Her Fork in the Road, is much, much different. The book is a collection of essays celebrating women eating and travelling; the kind of book my mother and I eat up. While in Ecuador looking at small people (knowing that most of adult size is nutritionally and not genetically determined) and being fed meat at every meal, I was not as impressed by the essays discussing eating as a passion of the senses as I usually am. I found myself drawn to the essays describing hunger (and Kelly Winters' descripion of hunger on the Appalachian Trail and Dawn Squires' essay about a food-less Solomon Islands feast are both spellbinding).
Overall, I concluded that being overfed is really an embarrassment. By eating too much (and having the resulting body), I am shamelessly flaunting my wealth, working against my environmental principles, and acting irresponsibly with regards to my own health. I should be ashamed.
This did not stop me from buying the local specialty, a layered homemade ice cream bar, as our bus ambled through Salcedo.

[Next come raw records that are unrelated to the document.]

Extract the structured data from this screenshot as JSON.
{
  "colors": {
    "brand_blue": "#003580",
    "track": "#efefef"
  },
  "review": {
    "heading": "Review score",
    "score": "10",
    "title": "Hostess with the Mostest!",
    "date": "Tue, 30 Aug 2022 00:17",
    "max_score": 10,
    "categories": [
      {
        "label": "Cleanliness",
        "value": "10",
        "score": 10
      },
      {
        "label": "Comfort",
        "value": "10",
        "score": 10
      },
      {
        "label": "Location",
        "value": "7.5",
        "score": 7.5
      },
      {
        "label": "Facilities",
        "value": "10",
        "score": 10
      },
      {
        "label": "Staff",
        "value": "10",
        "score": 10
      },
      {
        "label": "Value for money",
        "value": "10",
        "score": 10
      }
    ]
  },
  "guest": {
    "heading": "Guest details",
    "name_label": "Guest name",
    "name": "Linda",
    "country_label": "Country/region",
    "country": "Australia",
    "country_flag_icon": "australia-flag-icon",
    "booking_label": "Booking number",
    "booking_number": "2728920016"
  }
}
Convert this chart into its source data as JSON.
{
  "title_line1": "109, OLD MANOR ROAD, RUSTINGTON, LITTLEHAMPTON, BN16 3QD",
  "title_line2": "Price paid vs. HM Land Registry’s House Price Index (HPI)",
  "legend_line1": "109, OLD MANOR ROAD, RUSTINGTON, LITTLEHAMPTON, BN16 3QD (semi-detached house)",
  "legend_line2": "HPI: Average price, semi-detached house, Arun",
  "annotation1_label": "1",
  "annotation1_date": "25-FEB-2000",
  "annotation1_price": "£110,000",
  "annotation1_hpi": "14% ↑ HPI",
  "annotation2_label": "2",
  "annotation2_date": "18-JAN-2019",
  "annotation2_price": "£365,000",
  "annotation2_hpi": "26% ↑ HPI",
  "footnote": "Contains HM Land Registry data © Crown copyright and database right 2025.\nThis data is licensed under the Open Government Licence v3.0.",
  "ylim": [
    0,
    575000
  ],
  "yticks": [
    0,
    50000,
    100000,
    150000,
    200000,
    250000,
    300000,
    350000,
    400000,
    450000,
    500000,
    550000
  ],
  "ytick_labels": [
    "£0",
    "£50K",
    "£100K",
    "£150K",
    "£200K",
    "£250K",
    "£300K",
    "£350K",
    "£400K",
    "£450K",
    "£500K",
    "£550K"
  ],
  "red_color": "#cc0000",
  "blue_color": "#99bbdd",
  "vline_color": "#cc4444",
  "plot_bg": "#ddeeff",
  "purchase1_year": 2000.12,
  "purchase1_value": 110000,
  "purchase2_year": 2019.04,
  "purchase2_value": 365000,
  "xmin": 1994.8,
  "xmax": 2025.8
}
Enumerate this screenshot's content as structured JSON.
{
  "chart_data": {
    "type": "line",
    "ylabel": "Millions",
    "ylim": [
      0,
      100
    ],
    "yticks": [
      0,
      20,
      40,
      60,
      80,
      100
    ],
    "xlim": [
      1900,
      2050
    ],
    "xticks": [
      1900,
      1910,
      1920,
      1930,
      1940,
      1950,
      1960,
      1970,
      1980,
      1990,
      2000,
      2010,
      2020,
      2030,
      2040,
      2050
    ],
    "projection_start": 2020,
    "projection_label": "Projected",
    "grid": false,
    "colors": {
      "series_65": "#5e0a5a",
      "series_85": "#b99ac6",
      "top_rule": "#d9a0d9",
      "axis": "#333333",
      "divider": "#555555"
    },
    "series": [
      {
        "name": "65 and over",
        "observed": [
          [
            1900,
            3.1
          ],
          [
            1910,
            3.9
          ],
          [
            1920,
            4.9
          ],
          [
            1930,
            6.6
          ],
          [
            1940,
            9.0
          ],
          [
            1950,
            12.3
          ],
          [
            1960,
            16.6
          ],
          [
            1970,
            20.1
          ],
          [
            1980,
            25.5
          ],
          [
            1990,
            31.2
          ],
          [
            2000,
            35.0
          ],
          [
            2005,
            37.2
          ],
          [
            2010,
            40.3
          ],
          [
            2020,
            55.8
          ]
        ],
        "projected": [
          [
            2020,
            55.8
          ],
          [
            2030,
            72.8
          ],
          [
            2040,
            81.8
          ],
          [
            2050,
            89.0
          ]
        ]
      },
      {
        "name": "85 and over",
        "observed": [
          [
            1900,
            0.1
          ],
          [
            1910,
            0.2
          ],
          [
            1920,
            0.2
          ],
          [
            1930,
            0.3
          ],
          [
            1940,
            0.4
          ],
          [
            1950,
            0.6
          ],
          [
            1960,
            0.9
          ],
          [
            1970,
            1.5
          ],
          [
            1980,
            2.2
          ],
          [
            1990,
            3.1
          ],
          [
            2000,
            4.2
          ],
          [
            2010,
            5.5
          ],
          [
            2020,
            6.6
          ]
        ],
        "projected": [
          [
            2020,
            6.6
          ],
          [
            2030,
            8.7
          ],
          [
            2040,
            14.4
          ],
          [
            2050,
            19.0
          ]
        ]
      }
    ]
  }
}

Both books, by the way, are highly recommended. I did have the impression reading Her Fork that I had heard a lot of this before. As a reader of MFK Fisher, Ruth Reichl, Elizabeth David, Frances Mayes and Isabel Allende, I had actually read much of it before. I also had the nagging impression that "I could write better." My mother, who believes in food writing and my ability to write more than I do, might have given me the book (twice!) to remind me exactly of that. If food (and plant) writing is my calling, why am I not doing it?

For those of you following along at home

As I jump around talking about books, sparkling wine and cuy (roasted guinea pig), I thought I'd best give some indication of where we actually were on this trip.

Aside from the unintentional night in Guayaquil (largest city in Ecuador, on the coast), we did not venture far from Quito (capital city in a high Andean valley).
Our trip was basically:



  1. Mindo (West of Quito towards Santa Domingo de los Colorados), cloud forest eco-tourism village at 1250m
  2. Papallacta (East of Quito towards Baeza-- in the Amazon watershed), hot springs in an old volcano crater, surrounded by high Andeas and some cloud forest at 3,300+ m.
  3. Tena, bustling city in the Amazon jungle at 518m (quite a bus ride from over 10,000 ft. to under 2,000).
  4. Banos (between Puyo and Ambato) tourist town on the "balcony" of a volcano at 1,800m.
  5. Riobamba, bustling city surrounded by volcanoes at 2,750 m and at the bottom of the little map.
  6. and back to Quito.

Maps provided by the CIA via wikipedia.